Por otra parte, las finanzas públicas se han debilitado. A partir de un superávit en 1995, el déficit del sector público consolidado va a ser superior al 1 por ciento del PIB, si es verdad que los municipios están en equilibrio, lo cual es bastante dudoso.

El manejo monetario ha sido bastante laxo, a pesar de que el crecimiento del M1 pareciera indicar lo contrario. El desmonte inoportuno del encaje y la defensa del peso han tenido consecuencias monetarias negativas, ahora reflejadas más en el crecimiento del M2 y M3, y menos en los medios de pagos tradicionales.

La laxitud monetaria y el aumento previsto del déficit en 1996 no permiten ser optimistas respecto a la inflación de 1996.
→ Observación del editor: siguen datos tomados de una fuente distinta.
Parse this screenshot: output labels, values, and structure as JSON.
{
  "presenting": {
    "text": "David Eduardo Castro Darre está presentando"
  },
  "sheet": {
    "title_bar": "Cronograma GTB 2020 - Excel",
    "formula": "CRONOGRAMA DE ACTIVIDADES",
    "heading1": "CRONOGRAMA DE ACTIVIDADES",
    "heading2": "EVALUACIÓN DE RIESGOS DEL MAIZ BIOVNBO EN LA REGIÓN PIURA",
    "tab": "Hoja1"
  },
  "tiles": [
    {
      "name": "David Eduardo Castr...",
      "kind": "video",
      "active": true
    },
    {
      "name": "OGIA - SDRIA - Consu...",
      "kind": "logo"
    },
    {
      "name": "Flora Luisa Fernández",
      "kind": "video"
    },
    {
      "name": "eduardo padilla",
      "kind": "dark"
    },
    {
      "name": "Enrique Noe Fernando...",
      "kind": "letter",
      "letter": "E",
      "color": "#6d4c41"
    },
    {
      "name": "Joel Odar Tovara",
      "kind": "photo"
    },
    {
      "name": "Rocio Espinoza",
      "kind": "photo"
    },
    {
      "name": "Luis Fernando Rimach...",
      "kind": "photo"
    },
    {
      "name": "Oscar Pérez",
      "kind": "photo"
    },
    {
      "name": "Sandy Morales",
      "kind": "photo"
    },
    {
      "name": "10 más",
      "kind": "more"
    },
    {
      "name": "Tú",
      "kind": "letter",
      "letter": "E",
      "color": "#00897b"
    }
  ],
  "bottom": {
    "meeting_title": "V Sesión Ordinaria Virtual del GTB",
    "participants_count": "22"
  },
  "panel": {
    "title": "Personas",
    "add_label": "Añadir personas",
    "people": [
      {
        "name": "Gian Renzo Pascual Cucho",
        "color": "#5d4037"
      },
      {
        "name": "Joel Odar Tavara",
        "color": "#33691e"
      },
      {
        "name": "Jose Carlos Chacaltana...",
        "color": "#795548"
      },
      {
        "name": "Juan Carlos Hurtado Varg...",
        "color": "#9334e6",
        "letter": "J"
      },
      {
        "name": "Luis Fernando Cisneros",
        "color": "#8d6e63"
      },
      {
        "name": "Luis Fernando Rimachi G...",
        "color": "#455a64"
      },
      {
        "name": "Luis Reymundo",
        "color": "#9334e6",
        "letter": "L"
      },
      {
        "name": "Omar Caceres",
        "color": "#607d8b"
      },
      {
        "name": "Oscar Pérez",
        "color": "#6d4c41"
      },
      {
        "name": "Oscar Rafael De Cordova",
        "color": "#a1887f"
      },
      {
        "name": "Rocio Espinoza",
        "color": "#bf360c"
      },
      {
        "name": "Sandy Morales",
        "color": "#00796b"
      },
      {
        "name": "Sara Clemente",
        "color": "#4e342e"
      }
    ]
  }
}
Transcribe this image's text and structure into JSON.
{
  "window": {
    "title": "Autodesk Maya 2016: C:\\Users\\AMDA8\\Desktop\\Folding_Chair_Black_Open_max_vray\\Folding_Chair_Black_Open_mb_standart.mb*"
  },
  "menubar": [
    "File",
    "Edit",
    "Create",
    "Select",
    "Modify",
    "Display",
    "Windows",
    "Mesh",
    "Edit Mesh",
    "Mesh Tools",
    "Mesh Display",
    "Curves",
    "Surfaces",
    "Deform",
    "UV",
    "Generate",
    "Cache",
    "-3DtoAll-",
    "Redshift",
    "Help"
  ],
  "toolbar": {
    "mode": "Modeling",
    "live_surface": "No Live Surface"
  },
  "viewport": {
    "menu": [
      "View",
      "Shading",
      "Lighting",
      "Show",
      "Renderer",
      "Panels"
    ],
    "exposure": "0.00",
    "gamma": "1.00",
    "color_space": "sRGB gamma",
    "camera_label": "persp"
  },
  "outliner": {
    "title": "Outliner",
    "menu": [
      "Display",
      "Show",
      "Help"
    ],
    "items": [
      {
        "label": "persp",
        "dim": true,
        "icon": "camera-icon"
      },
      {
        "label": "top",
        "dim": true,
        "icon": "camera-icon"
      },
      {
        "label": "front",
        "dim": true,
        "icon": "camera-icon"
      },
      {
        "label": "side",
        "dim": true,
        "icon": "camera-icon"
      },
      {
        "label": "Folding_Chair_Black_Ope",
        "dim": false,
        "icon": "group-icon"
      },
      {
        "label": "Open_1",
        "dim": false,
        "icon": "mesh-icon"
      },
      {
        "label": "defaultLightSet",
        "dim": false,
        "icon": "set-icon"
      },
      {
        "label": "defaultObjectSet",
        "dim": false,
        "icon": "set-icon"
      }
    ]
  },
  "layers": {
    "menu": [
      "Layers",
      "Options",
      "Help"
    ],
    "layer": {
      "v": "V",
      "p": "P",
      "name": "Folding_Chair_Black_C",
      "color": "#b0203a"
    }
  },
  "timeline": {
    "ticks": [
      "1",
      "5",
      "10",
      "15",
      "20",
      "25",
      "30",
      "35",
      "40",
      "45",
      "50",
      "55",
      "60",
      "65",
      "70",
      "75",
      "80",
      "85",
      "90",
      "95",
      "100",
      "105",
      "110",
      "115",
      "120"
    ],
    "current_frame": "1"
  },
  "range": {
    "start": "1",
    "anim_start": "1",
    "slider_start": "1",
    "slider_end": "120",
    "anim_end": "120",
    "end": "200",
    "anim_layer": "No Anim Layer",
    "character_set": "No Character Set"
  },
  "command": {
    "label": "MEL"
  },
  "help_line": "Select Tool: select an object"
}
El Fondo Monetario Internacional (FMI) le ha dicho al Gobierno que la tarea de rebajar la inflación el año entrante va a ser muy de para arriba debido al crecimiento del crédito, a la laxitud monetaria, a la debilidad fiscal y al deseo del Gobierno de aumentar el gasto público.

La mayor devaluación del peso que se deriva de la desconfianza en la estabilidad política va a ser otro factor inflacionario. Entonces es posible que no se alcance siquiera la modesta meta de inflación que puso el Banco de la República.

Otro aspecto que inquieta al Fondo Monetario Internacional y que se ha hecho público es un posible crecimiento del déficit en la cuenta corriente de la balanza de pagos que podría llegar, según ellos, al 6,5 por ciento del PIB en 1996.

Aunque sigue creciendo la inversión extranjera, un déficit de este tamaño es delicado. Sin embargo, la mayoría de las predicciones pesimistas no se cumplen porque los agentes económicos tratan de evitarlas. Entonces, si se va a evitar el aumento del déficit en la cuenta corriente, lo que es probable es que se suban aún más las tasas de interés y que el dólar se suba más a la banda superior. Ello traería consigo un menor crecimiento de los sectores productivos y del empleo y una mayor inflación.

Lo que sí es claro es que el crecimiento de la economía en 1996 no va a ser del otro mundo y el manejo económico no va a ser fácil, a menos que se recorte el gasto público y se busque la forma de aumentar los ingresos del sector público.

Como la política conspira contra estas soluciones, la perspectiva es menos que optimista.